La guerra en Ucrania, desatada por una agresión ilegítima e ilegal de Rusia, debe suscitarnos alguna reflexión sobre el papel que las Constituciones pueden jugar en el marco del uso de la fuerza armada generalizada entre Estados. Desde el constitucionalismo revolucionario --Estados Unidos y Francia--, las normas fundamentales han tratado de limitar el fenómeno de la guerra y, en caso de hacerse irreversible, canalizarlo a través de distintos mecanismos jurídicos. Desde estos dos puntos de vista, pueden darse tres escenarios que merece la pena indagar tomando datos del triste presente.
Debe constatarse en primer lugar que, siguiendo el periodo de entreguerras, donde ya alguna Constitución --por ejemplo, la republicana de 1931-- repudiaba el fenómeno de la guerra, las Constituciones de la segunda posguerra mundial en general apuestan en sus preámbulos o partes dispositivas por la cooperación internacional y la paz como medio y fin respectivo de la coexistencia de los Estados en la tierra.

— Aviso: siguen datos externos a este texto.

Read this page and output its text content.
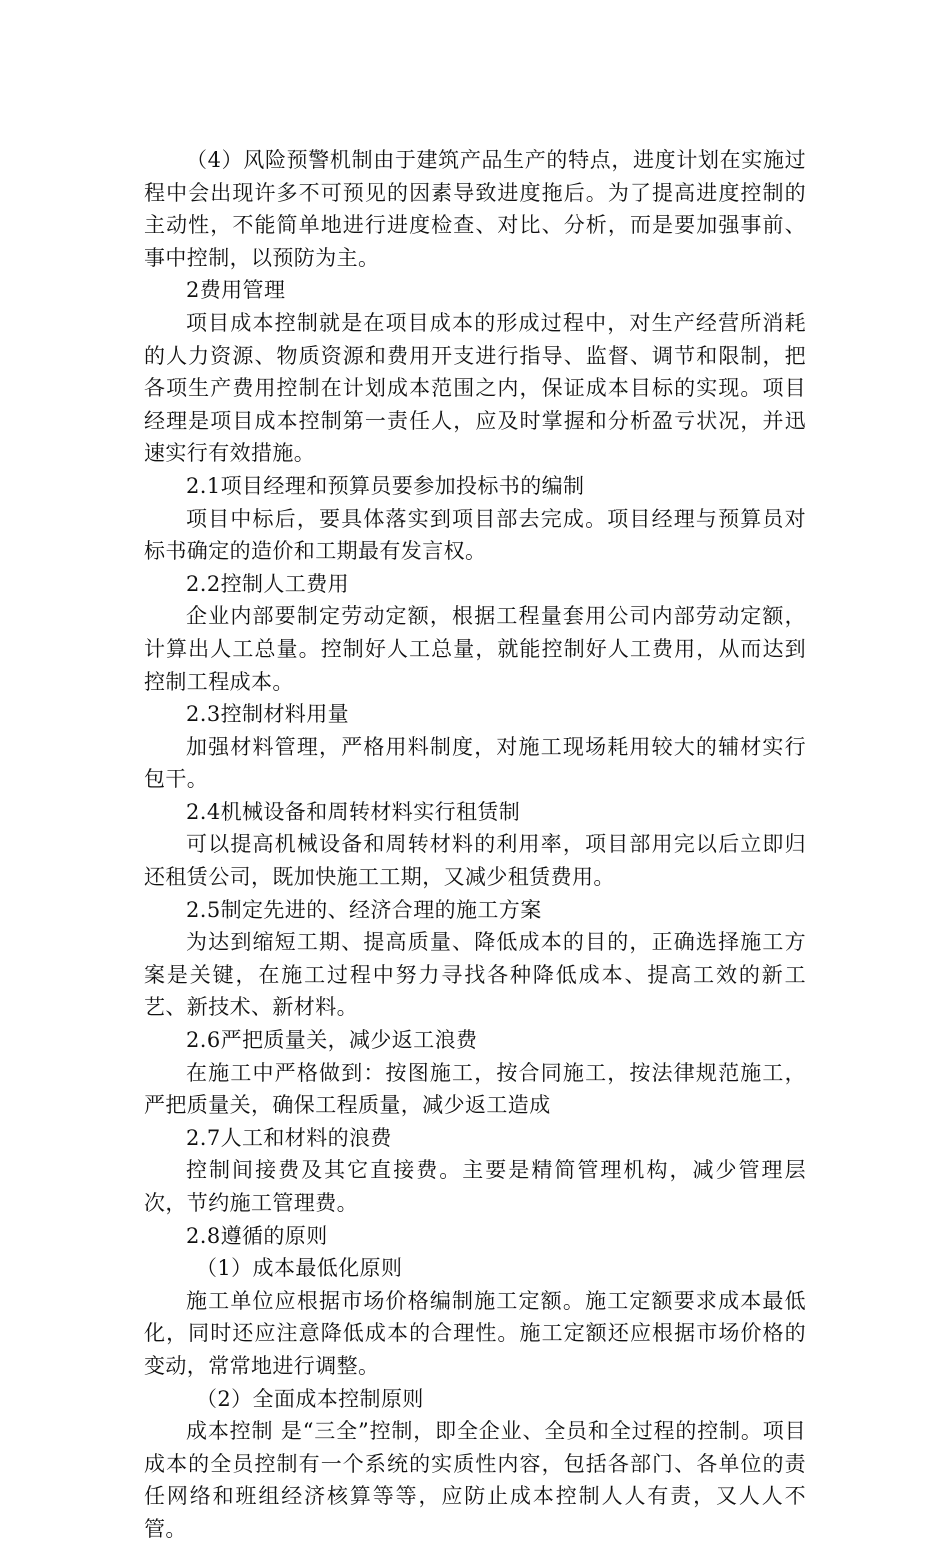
（4）风险预警机制由于建筑产品生产的特点，进度计划在实施过程中会出现许多不可预见的因素导致进度拖后。为了提高进度控制的主动性，不能简单地进行进度检查、对比、分析，而是要加强事前、事中控制，以预防为主。

2费用管理

项目成本控制就是在项目成本的形成过程中，对生产经营所消耗的人力资源、物质资源和费用开支进行指导、监督、调节和限制，把各项生产费用控制在计划成本范围之内，保证成本目标的实现。项目经理是项目成本控制第一责任人，应及时掌握和分析盈亏状况，并迅速实行有效措施。

2.1项目经理和预算员要参加投标书的编制

项目中标后，要具体落实到项目部去完成。项目经理与预算员对标书确定的造价和工期最有发言权。

2.2控制人工费用

企业内部要制定劳动定额，根据工程量套用公司内部劳动定额，计算出人工总量。控制好人工总量，就能控制好人工费用，从而达到控制工程成本。

2.3控制材料用量

加强材料管理，严格用料制度，对施工现场耗用较大的辅材实行包干。

2.4机械设备和周转材料实行租赁制

可以提高机械设备和周转材料的利用率，项目部用完以后立即归还租赁公司，既加快施工工期，又减少租赁费用。

2.5制定先进的、经济合理的施工方案

为达到缩短工期、提高质量、降低成本的目的，正确选择施工方案是关键，在施工过程中努力寻找各种降低成本、提高工效的新工艺、新技术、新材料。

2.6严把质量关，减少返工浪费

在施工中严格做到：按图施工，按合同施工，按法律规范施工，严把质量关，确保工程质量，减少返工造成

2.7人工和材料的浪费

控制间接费及其它直接费。主要是精简管理机构，减少管理层次，节约施工管理费。

2.8遵循的原则

（1）成本最低化原则

施工单位应根据市场价格编制施工定额。施工定额要求成本最低化，同时还应注意降低成本的合理性。施工定额还应根据市场价格的变动，常常地进行调整。

（2）全面成本控制原则

成本控制 是“三全”控制，即全企业、全员和全过程的控制。项目成本的全员控制有一个系统的实质性内容，包括各部门、各单位的责任网络和班组经济核算等等，应防止成本控制人人有责，又人人不管。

Ello hace que en teoría ningún país que cuente con una Constitución democrática que no sea meramente semántica --como es el caso actual de Rusia-- pueda plantear guerras de agresión propias de un contexto jurídico imperial que se creía superado.
No debe soslayarse la importancia del derecho internacional en este ámbito, pues es bien sabido que la Carta de Naciones Unidas legitima únicamente el recurso a la guerra como acto defensivo, lo que sin duda mediatiza el sentido de aquellas disposiciones, como el artículo 63.3 de la Constitución Española, que aluden a “declarar la guerra y hacer la paz”. Con la excepción británica y francesa, la mayor parte de los Estados constitucionales involucran al poder legislativo en decisiones militares que, de acuerdo a la praxis internacional del último medio siglo, revela la creciente participación de los ejércitos en el contexto de misiones de paz y seguridad tras el consiguiente conflicto armado.
Otro escenario para la Constitución en términos bélicos es que el Estado sufra una agresión armada masiva --como ahora Ucrania-- y deba hacer uso de la fuerza militar para defenderse. En España, el artículo 116 de la Constitución prevé un estado de sitio donde se atribuye al Gobierno y a la autoridad militar designada el ejercicio de las facultades extraordinarias, entre ellas la suspensión de derechos fundamentales. En el marco bélico interior por ataque de un tercer Estado o por un conflicto civil, la Constitución vive un momento “existencial”, en el sentido de que hay un peligro evidente de que sus disposiciones sean parcial o totalmente abandonadas por los poderes públicos para mantener la unidad de mando, sobre todo militar.
La Guerra Civil española es una muestra muy interesante --y, hasta donde yo sé, poco analizado-- de las dificultades políticas y fácticas para mantener la vigencia de la Constitución de 1931, que fue quedándose sin territorio, pueblo y poder sobre el que desplegar sus efectos. En Estados Unidos, durante la Guerra Civil (1861-1865), se dio un proceso inverso: Lincoln usó la Constitución para desplegar su “poder protector” (recuérdese la figura de Oliver Cromwell) y, a partir de sus potestades implícitas y explícitas, ir extendiendo polémicamente la vigencia de la norma fundamental a los territorios recuperados a la Confederación. A resultas de la victoria de la Unión, se transformó la figura de la presidencia --antes honorífica-- y se consiguió, al menos formalmente, acabar con una esclavitud que repelía cualquier idea mínima y compartida de Constitución demoliberal.
Aún podemos especular con un tercer plano en relación a la guerra y la Constitución. Lo vivimos estos días con respecto a Europa y Rusia a raíz de la invasión de Ucrania: ¿Cómo deben comportarse los Estados democráticos frente al agresor tercero que hace uso de la fuerza armada indiscriminada? La Unión Europea abandera medidas extraordinarias --sobre todo económicas, financieras y comunicativas-- que alejan el principio de neutralidad de la relación entre los países porque la sociedad internacional también se ha ido moralizando en un sentido pacifista. El repudio a la guerra, con todas las concomitancias ideológicas y realistas que se quieran, mueve a las naciones a posicionarse activamente contra Rusia.
Ahora bien, la transformación del concepto de neutralidad no implica que la Constitución no opere como parámetro normativo de las decisiones derivadas de ese posicionamiento. Como sociedades democráticas estamos forzadas a distinguir cuidadosamente a los ciudadanos rusos de a pie de sus dirigentes, manteniendo vigente la operatividad de los derechos fundamentales y contribuyendo, como no puede ser de otra manera, a civilizar la relación de las naciones a través de la vigencia y eficacia del derecho. Lo que en este grave momento supone estar con el agredido en el marco de las obligaciones internacionales y los consabidos límites constitucionales.